Dove : Une lueur d’espoir au fond du tunnel

Ne gâchons pas notre plaisir ! Nous avons si peu souvent l’occasion, par les temps qui courent, de saluer une campagne de publicité qui respecte et valorise le Marché des seniors qu’il est bon de mettre en exergue le très original et ambitieux travail réalisé par la marque Dove du groupe Unilever.
J’ai souvent pointé du doigt l’omniprésence dans notre environnement médiatique de campagnes conçues pour glaner des récompenses créatives aux nombreux Festival d’auto célébration des agences. Pour s’y faire décerner un « Lion », un » Grand Prix » ou un « Clio », il faut y présenter des campagnes qui se doivent de séduire les jurés composés quasi-exclusivement de créatifs. On le sait, l’une des meilleures méthodes pour revenir « couronnés » consiste à faire des campagnes qui prennent comme « punching ball » les seniors. (cf newsletter N°1).

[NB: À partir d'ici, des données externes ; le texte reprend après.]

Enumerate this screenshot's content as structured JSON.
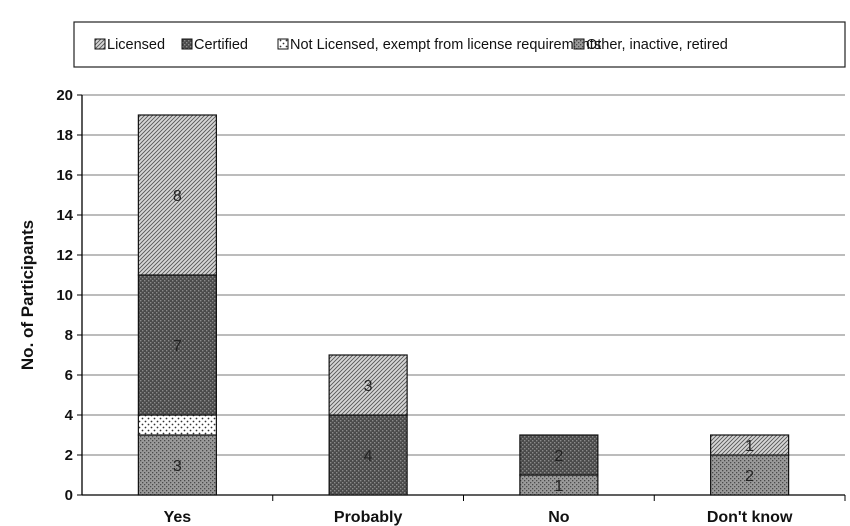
{
  "chart_data": {
    "type": "bar",
    "stacked": true,
    "categories": [
      "Yes",
      "Probably",
      "No",
      "Don't know"
    ],
    "series": [
      {
        "name": "Other, inactive, retired",
        "values": [
          3,
          0,
          1,
          2
        ],
        "pattern": "dots-dark",
        "color": "#8c8c8c"
      },
      {
        "name": "Not Licensed, exempt from license requirements",
        "values": [
          1,
          0,
          0,
          0
        ],
        "pattern": "dots-light",
        "color": "#ffffff"
      },
      {
        "name": "Certified",
        "values": [
          7,
          4,
          2,
          0
        ],
        "pattern": "checker-dark",
        "color": "#5a5a5a"
      },
      {
        "name": "Licensed",
        "values": [
          8,
          3,
          0,
          1
        ],
        "pattern": "diagonal",
        "color": "#bdbdbd"
      }
    ],
    "legend_order": [
      3,
      2,
      1,
      0
    ],
    "data_labels": {
      "0": [
        "3",
        "",
        "1",
        "2"
      ],
      "1": [
        "",
        "",
        "",
        ""
      ],
      "2": [
        "7",
        "4",
        "2",
        ""
      ],
      "3": [
        "8",
        "3",
        "",
        "1"
      ]
    },
    "ylabel": "No. of Participants",
    "xlabel": "",
    "title": "",
    "ylim": [
      0,
      20
    ],
    "yticks": [
      0,
      2,
      4,
      6,
      8,
      10,
      12,
      14,
      16,
      18,
      20
    ],
    "grid": true,
    "legend_position": "top"
  }
}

Nos amis créatifs s’esbaudissent devant les nouvelles pubs qui ridiculisent cette frange de consommateurs particulièrement inerte aux agressions publicitaires et que l’on peut, de ce fait, humilier à loisir sans risquer de “représailles” puisque, c’est bien connu, les seniors sont des sous-consommateurs marginaux fidèles à vie aux mêmes marques… Et soudain, une « pépite », une campagne incroyable de courage et d’originalité qui vient d’ apparaître des deux côtés de l’Atlantique !
Je me souviens qu’ il y a quelques mois, mi-novembre 2004, me trouvant à New York pour y donner une série de conférences sur le marché des seniors européens, je m’ étais émerveillé devant un panneau publicitaire de plusieurs centaines de mètres carrés accroché à l’un des buildings géants de Time Square, en plein Broadway. On y voyait le visage d’ une femme très âgée souriante et sur l’affiche deux mots sous forme interrogative : « ridée ? » ou « radieuse ? ». L’affiche se terminait par le logo de Dove et l’adresse du site Internet pour pouvoir y donner son opinion. J’appris le lendemain en lisant la presse new-yorkaise que la femme en question avait…96 ans et qu’elle était l’un des quatre visages de la nouvelle communication publicitaire de la marque.
Depuis, cette campagne a également été déclinée en Europe, en Angleterre d’abord, puis en France depuis quelques jours. Partout, elle est accueillie avec enthousiasme par les médias qui saluent la démarche et par les consommateurs qui non seulement semblent apprécier ce langage de vérité et réalisme mais, surtout, « votent avec leurs pieds » en allant acheter la marque. Partout, cette campagne semble particulièrement efficace, les ventes de Dove décollent dans des proportions très au dessus des attentes de l’annonceur.
Morale de cette histoire : lorsqu’une marque s’adresse au marché des consommateurs seniors en cherchant à les valoriser et les gratifie de visuels et de mots dans lesquels ils reconnaissent un profond respect pour ce qu’ils sont, les seniors n’hésitent pas, en retour, à « s’intéresser à cette marque qui s’intéresse à eux » ! Surtout dans un secteur d’activité, les produits de soin de la peau, dans lequel, il y a encore quelques années, il était « tabou » de montrer la moindre ridule !
Dove, soyons-en sûr, va modifier en profondeur les « dogmes » de la communication cosmétique ! 2004 marquera un important tournant en ayant fait entrer les publicitaires dans le « monde réel » d’une Société qui vieillit. Le « bout du tunnel » du senior marketing n’est peut être plus si loin ?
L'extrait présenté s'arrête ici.